The API report is mildly bullish as total stocks declined. The oil market is mostly higher heading into the U.S. trading session and ahead of the EIA oil inventory report at 10:30 AM today. The market is usually cautious on trading on the API report and prefers to wait for the more widely watched EIA report due out this morning. The API reported PADD 2 stocks decreased by 0.6 million barrels while Cushing stock decreased by 1.1 million barrels. On the week gasoline stocks decreased by about 0.8 million barrels while distillate fuel stocks decreased by about 1.6 million barrels.
My projections for this week’s inventory report are summarized in the following table. I am expecting the U.S. refining sector to decrease marginally. I am expecting a modest build in crude oil inventories, a modest decline in distillate fuel... as the weather was very winter like over the east coast... and a small build in gasoline stocks during the report period even as refinery runs continue to decline ahead of U.S. maintenance season. I am expecting crude oil stocks to increase by about 2.5 million barrels. If the actual numbers are in sync with my projections the year over year comparison for crude oil will now show a surplus of 35.1 million barrels while the overhang versus the five year average for the same week will come in around 39.9 million barrels.
I am expecting a build in crude oil stocks in Cushing, Ok and in PADD 2 as the Seaway pipeline has been has been running at constrained levels for most of the report period. This will be bullish for the Brent/WTI spread in the short term as the spread is currently trading well above the level it was trading at just prior to the Seaway pipeline announcement.

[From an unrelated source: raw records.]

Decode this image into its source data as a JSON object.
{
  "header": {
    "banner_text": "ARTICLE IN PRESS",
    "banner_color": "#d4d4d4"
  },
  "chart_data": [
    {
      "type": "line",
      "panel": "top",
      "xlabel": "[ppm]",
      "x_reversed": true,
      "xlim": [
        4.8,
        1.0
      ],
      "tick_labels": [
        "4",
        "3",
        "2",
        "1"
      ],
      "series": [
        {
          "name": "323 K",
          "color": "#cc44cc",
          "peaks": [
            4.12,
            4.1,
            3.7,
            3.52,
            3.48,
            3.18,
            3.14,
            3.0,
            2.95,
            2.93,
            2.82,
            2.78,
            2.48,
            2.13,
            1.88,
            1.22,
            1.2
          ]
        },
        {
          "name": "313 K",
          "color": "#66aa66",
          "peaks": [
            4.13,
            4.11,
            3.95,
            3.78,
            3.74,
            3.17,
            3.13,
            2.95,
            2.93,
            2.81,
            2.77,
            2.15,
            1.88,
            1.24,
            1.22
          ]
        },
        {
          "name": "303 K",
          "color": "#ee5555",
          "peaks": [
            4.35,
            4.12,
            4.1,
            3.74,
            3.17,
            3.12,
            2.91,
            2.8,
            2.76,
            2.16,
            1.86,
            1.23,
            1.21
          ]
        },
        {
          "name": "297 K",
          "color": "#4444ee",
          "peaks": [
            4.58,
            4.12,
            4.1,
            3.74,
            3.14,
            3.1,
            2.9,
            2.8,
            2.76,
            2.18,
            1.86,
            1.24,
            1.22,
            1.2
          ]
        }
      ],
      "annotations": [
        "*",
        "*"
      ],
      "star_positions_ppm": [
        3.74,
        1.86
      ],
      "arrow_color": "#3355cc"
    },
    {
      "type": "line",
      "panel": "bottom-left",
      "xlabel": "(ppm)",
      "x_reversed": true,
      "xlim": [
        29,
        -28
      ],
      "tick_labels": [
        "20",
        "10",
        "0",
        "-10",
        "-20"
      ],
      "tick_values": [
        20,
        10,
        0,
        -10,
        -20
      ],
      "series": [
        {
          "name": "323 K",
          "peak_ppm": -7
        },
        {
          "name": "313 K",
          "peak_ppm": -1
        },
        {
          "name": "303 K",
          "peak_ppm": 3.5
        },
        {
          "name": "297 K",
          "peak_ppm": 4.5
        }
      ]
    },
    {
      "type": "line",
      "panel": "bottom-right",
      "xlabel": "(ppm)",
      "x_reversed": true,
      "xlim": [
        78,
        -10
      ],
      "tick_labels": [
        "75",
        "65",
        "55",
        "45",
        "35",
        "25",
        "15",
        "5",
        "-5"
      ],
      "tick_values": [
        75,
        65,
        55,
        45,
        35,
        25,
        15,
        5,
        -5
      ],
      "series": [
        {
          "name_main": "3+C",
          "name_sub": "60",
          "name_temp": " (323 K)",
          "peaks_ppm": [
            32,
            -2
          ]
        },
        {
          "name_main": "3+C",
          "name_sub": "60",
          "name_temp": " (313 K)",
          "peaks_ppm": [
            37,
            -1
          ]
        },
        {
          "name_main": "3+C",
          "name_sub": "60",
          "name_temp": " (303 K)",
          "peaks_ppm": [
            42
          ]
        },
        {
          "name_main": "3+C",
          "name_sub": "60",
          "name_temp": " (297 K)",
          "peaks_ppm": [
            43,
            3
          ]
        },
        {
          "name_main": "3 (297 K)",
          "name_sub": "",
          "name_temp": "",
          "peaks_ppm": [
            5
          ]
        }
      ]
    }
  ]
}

With refinery runs expected to decrease by 0.2% I am expecting a small build in gasoline stocks. Gasoline stocks are expected to increase by 0.3 million barrels which would result in the gasoline year over year surplus coming in around 2.2 million barrels while the surplus versus the five year average for the same week will come in around 3.7 million barrels.
Distillate fuel is projected to decrease by 1 million barrels. If the actual EIA data is in sync with my distillate fuel projection inventories versus last year will likely now be about 15.1 million barrels below last year while the deficit versus the five year average will come in around 16.6 million barrels.